Supporting Our Small Businesses

Small businesses are the backbone of our economy. In an effort to provide some tax relief so small businesses can put more resources into job creation, I supported a bill that exempts equipment worth less than $250 that has been owned by the business for more than 10 years from property taxes.


Promoting Careers in Manufacturing

We are working to develop mobile manufacturing training labs that will visit middle and high schools to educate students about advanced manufacturing. This continues our work to invest in our community colleges and technical high schools, and our belief that technical education and career training can lead students to family-supporting jobs.


Protecting Victims of Domestic Violence

If you are a victim of domestic violence, you shouldn’t have to fear being arrested if you call the police. However, nearly 20% of the time when a victim of domestic violence calls the police they are arrested along with their abuser. This year we’ve updated the law to discourage this practice and will now direct police to arrest the person who they identify as the dominant aggressor.

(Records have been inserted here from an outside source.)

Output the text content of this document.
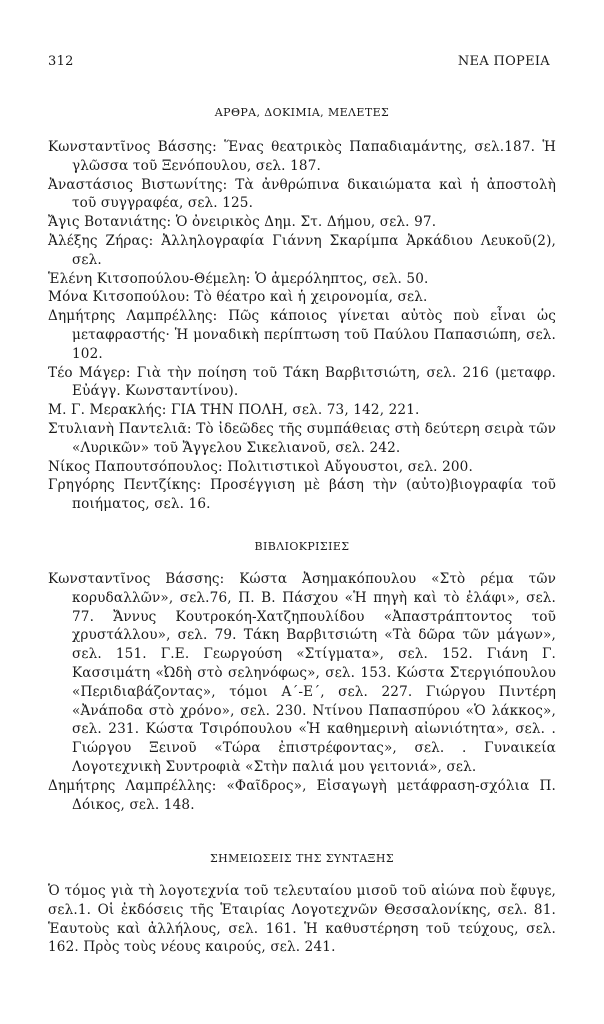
312	ΝΕΑ ΠΟΡΕΙΑ
ΑΡΘΡΑ, ΔΟΚΙΜΙΑ, ΜΕΛΕΤΕΣ
Κωνσταντῖνος Βάσσης: Ἕνας θεατρικὸς Παπαδιαμάντης, σελ.187. Ἡ γλῶσσα τοῦ Ξενόπουλου, σελ. 187.
Ἀναστάσιος Βιστωνίτης: Τὰ ἀνθρώπινα δικαιώματα καὶ ἡ ἀποστολὴ τοῦ συγγραφέα, σελ. 125.
Ἄγις Βοτανιάτης: Ὁ ὀνειρικὸς Δημ. Στ. Δήμου, σελ. 97.
Ἀλέξης Ζήρας: Ἀλληλογραφία Γιάννη Σκαρίμπα Ἀρκάδιου Λευκοῦ(2), σελ.
Ἑλένη Κιτσοπούλου-Θέμελη: Ὁ ἀμερόληπτος, σελ. 50.
Μόνα Κιτσοπούλου: Τὸ θέατρο καὶ ἡ χειρονομία, σελ.
Δημήτρης Λαμπρέλλης: Πῶς κάποιος γίνεται αὐτὸς ποὺ εἶναι ὡς μεταφραστής· Ἡ μοναδικὴ περίπτωση τοῦ Παύλου Παπασιώπη, σελ. 102.
Τέο Μάγερ: Γιὰ τὴν ποίηση τοῦ Τάκη Βαρβιτσιώτη, σελ. 216 (μεταφρ. Εὐάγγ. Κωνσταντίνου).
Μ. Γ. Μερακλής: ΓΙΑ ΤΗΝ ΠΟΛΗ, σελ. 73, 142, 221.
Στυλιανὴ Παντελιᾶ: Τὸ ἰδεῶδες τῆς συμπάθειας στὴ δεύτερη σειρὰ τῶν «Λυρικῶν» τοῦ Ἄγγελου Σικελιανοῦ, σελ. 242.
Νίκος Παπουτσόπουλος: Πολιτιστικοὶ Αὔγουστοι, σελ. 200.
Γρηγόρης Πεντζίκης: Προσέγγιση μὲ βάση τὴν (αὐτο)βιογραφία τοῦ ποιήματος, σελ. 16.
ΒΙΒΛΙΟΚΡΙΣΙΕΣ
Κωνσταντῖνος Βάσσης: Κώστα Ἀσημακόπουλου «Στὸ ρέμα τῶν κορυδαλλῶν», σελ.76, Π. Β. Πάσχου «Ἡ πηγὴ καὶ τὸ ἐλάφι», σελ. 77. Ἄννυς Κουτροκόη-Χατζηπουλίδου «Ἀπαστράπτοντος τοῦ χρυστάλλου», σελ. 79. Τάκη Βαρβιτσιώτη «Τὰ δῶρα τῶν μάγων», σελ. 151. Γ.Ε. Γεωργούση «Στίγματα», σελ. 152. Γιάνη Γ. Κασσιμάτη «Ὠδὴ στὸ σεληνόφως», σελ. 153. Κώστα Στεργιόπουλου «Περιδιαβάζοντας», τόμοι Α΄-Ε΄, σελ. 227. Γιώργου Πιντέρη «Ἀνάποδα στὸ χρόνο», σελ. 230. Ντίνου Παπασπύρου «Ὁ λάκκος», σελ. 231. Κώστα Τσιρόπουλου «Ἡ καθημερινὴ αἰωνιότητα», σελ. . Γιώργου Ξεινοῦ «Τώρα ἐπιστρέφοντας», σελ. . Γυναικεία Λογοτεχνικὴ Συντροφιὰ «Στὴν παλιά μου γειτονιά», σελ.
Δημήτρης Λαμπρέλλης: «Φαῖδρος», Εἰσαγωγὴ μετάφραση-σχόλια Π. Δόικος, σελ. 148.
ΣΗΜΕΙΩΣΕΙΣ ΤΗΣ ΣΥΝΤΑΞΗΣ

Ὁ τόμος γιὰ τὴ λογοτεχνία τοῦ τελευταίου μισοῦ τοῦ αἰώνα ποὺ ἔφυγε, σελ.1. Οἱ ἐκδόσεις τῆς Ἑταιρίας Λογοτεχνῶν Θεσσαλονίκης, σελ. 81. Ἑαυτοὺς καὶ ἀλλήλους, σελ. 161. Ἡ καθυστέρηση τοῦ τεύχους, σελ. 162. Πρὸς τοὺς νέους καιρούς, σελ. 241.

Fighting the Opioid Epidemic

Over 60,000 of our residents sought treatment for substance abuse in 2016 alone. One of our challenges is providing adequate treatment and recovery services. To help address this, we set up a system where sober homes can register with the Department of Mental Health and Addiction Services so families will be able to check if a sober home is registered with the state. It also establishes certain marketing and advertising requirements, keeping the consumer’s best interests in mind. Under this legislation, sober homes must have Narcan onsite and residents must be trained in its use.